The crew will conduct a variety of monitoring experiments on each other, as well as other scientific studies. For instance, they will measure their fellow participants’ ability to smell, their food and nutrient intake and their changes in mood, health and body mass.
Contrary to Paul’s tongue-in-cheek suggestion, college couch potatoes wouldn’t have had a very good shot at getting selected. The crew was chosen from among 700 applicants according to NASA astronaut selection criteria. "Four are scientists with Ph.Ds, one is a science journalist, and one is wrapping up an M.S. in robotics," Binstead said. "This last crewmember, our one student, is also an Afghanistan veteran who built a bomb-sniffing robot from spare parts while deployed. Three of our crew members applied to be NASA astronauts this year, and all made it into the ‘highly qualified’ group."
Considering the crew members’ qualifications, $5,000 for four months’ work in tight quarters, plus two preparatory training sessions, doesn’t exactly sound lavish. The stipend doesn’t even come with health insurance.
How accurate is Paul’s description?
Even though he was playing the study for laughs, Paul does describe some aspects correctly. The project is supported by federal funding, the pay for participants is $5,000, expenses are covered, and the longest portion of the study takes place in Hawaii.

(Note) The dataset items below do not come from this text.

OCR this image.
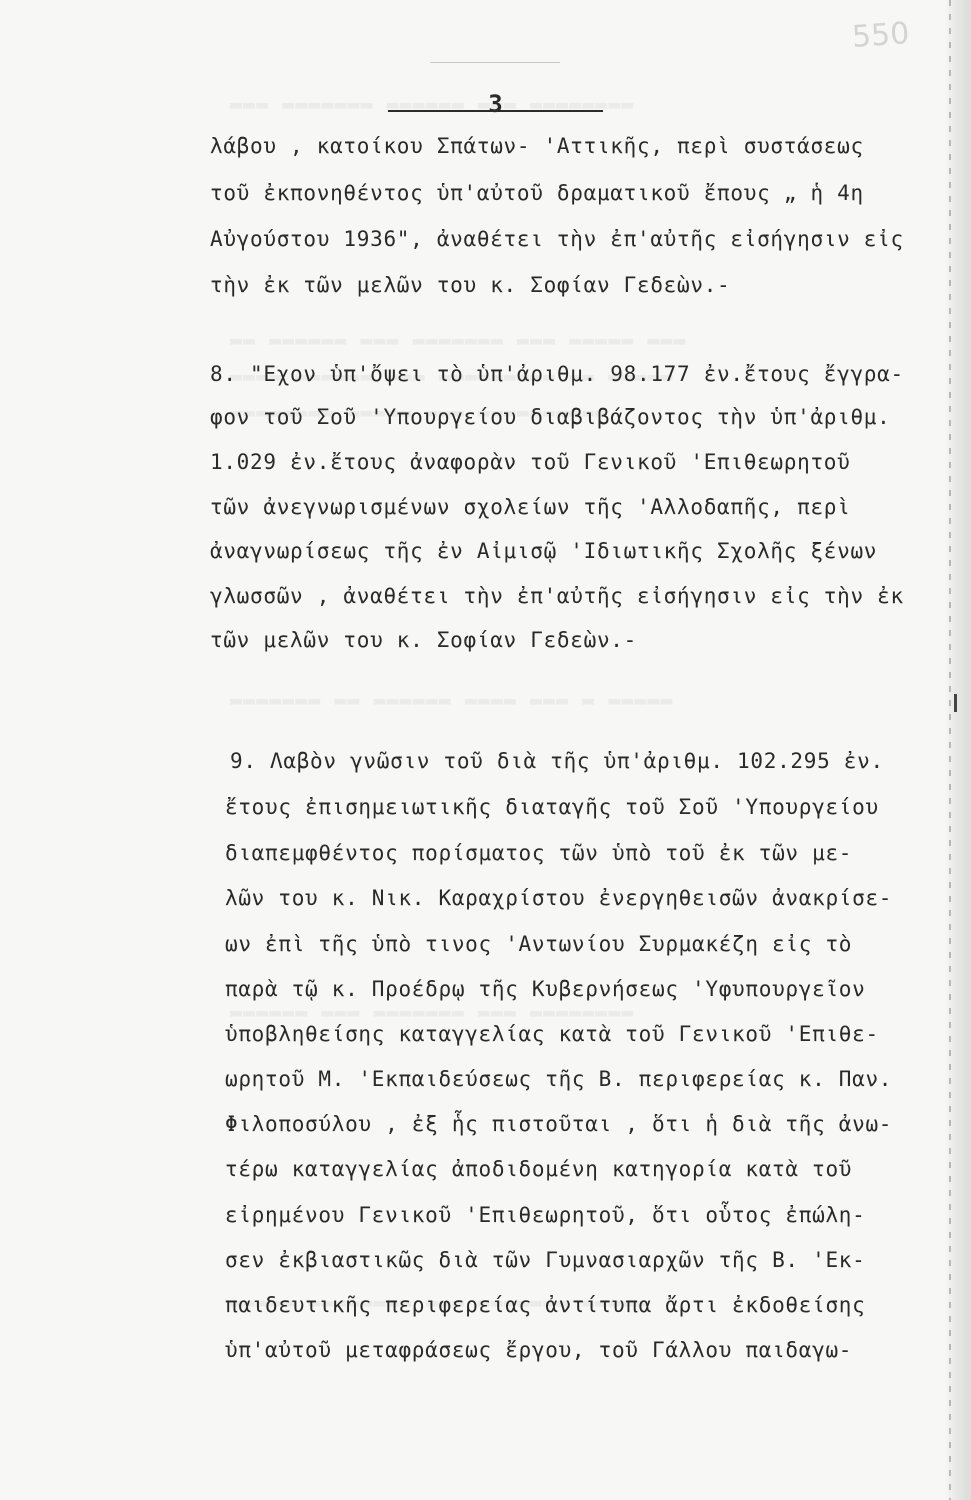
550
3
λάβου , κατοίκου Σπάτων- 'Αττικῆς, περὶ συστάσεως
τοῦ ἐκπονηθέντος ὑπ'αὐτοῦ δραματικοῦ ἔπους „ ἡ 4η
Αὐγούστου 1936", ἀναθέτει τὴν ἐπ'αὐτῆς εἰσήγησιν εἰς
τὴν ἐκ τῶν μελῶν του κ. Σοφίαν Γεδεὼν.-
8. "Εχον ὑπ'ὄψει τὸ ὑπ'ἀριθμ. 98.177 ἐν.ἔτους ἔγγρα-
φον τοῦ Σοῦ 'Υπουργείου διαβιβάζοντος τὴν ὑπ'ἀριθμ.
1.029 ἐν.ἔτους ἀναφορὰν τοῦ Γενικοῦ 'Επιθεωρητοῦ
τῶν ἀνεγνωρισμένων σχολείων τῆς 'Αλλοδαπῆς, περὶ
ἀναγνωρίσεως τῆς ἐν Αἰμισῷ 'Ιδιωτικῆς Σχολῆς ξένων
γλωσσῶν , ἀναθέτει τὴν ἐπ'αὐτῆς εἰσήγησιν εἰς τὴν ἐκ
τῶν μελῶν του κ. Σοφίαν Γεδεὼν.-
9. Λαβὸν γνῶσιν τοῦ διὰ τῆς ὑπ'ἀριθμ. 102.295 ἐν.
ἔτους ἐπισημειωτικῆς διαταγῆς τοῦ Σοῦ 'Υπουργείου
διαπεμφθέντος πορίσματος τῶν ὑπὸ τοῦ ἐκ τῶν με-
λῶν του κ. Νικ. Καραχρίστου ἐνεργηθεισῶν ἀνακρίσε-
ων ἐπὶ τῆς ὑπὸ τινος 'Αντωνίου Συρμακέζη εἰς τὸ
παρὰ τῷ κ. Προέδρῳ τῆς Κυβερνήσεως 'Υφυπουργεῖον
ὑποβληθείσης καταγγελίας κατὰ τοῦ Γενικοῦ 'Επιθε-
ωρητοῦ Μ. 'Εκπαιδεύσεως τῆς Β. περιφερείας κ. Παν.
Φιλοποσύλου , ἐξ ἧς πιστοῦται , ὅτι ἡ διὰ τῆς ἀνω-
τέρω καταγγελίας ἀποδιδομένη κατηγορία κατὰ τοῦ
εἰρημένου Γενικοῦ 'Επιθεωρητοῦ, ὅτι οὗτος ἐπώλη-
σεν ἐκβιαστικῶς διὰ τῶν Γυμνασιαρχῶν τῆς Β. 'Εκ-
παιδευτικῆς περιφερείας ἀντίτυπα ἄρτι ἐκδοθείσης
ὑπ'αὐτοῦ μεταφράσεως ἔργου, τοῦ Γάλλου παιδαγω-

Even so, we think Paul was off-base when he said its goal is to "develop a menu for when we colonize Mars."
"We're not developing menus -- we're comparing food systems," Binstead said. "The lessons we learn are applicable to all long-duration space missions, as well as to military deployments and other isolated, hazardous activities here on Earth." She added that "no one is talking about 'colonizing' Mars." Any human visit to Mars currently being envisioned would be temporary.
We asked a space expert whether he thought the study was frivolous. He said he didn’t think it was.
"This is one of many Mars analog activities supported by NASA," said Edward Ellegood, a space policy analyst at Embry-Riddle Aeronautical University. "I might object to a bunch of NASA civil servants devoting all their time to this, but enlisting universities and students makes it both educational and scientifically useful, while also building a cadre of experts who might support a real Mars mission when we end up doing one."
Ellegood said he thought it ironic that "on one hand, NASA is being pressured by Congress and the public to focus on long-duration human exploration missions, and on the other hand they're being ridiculed for conducting some of the research that is prerequisite to such missions."
Paul gets the basics of the project right. The government is paying for a study in Hawaii in which people will prepare foods under conditions that simulate a mission to Mars.
He exaggerates when he refers to "colonizing" Mars, since the project is a broader look a how astronauts would eat on short-term visits. Also, he exaggerates the appeal of the assignment, which is in a small capsule on a barren landscape. It ain't waterfalls and palm trees. On balance, we rate the claim Mostly True.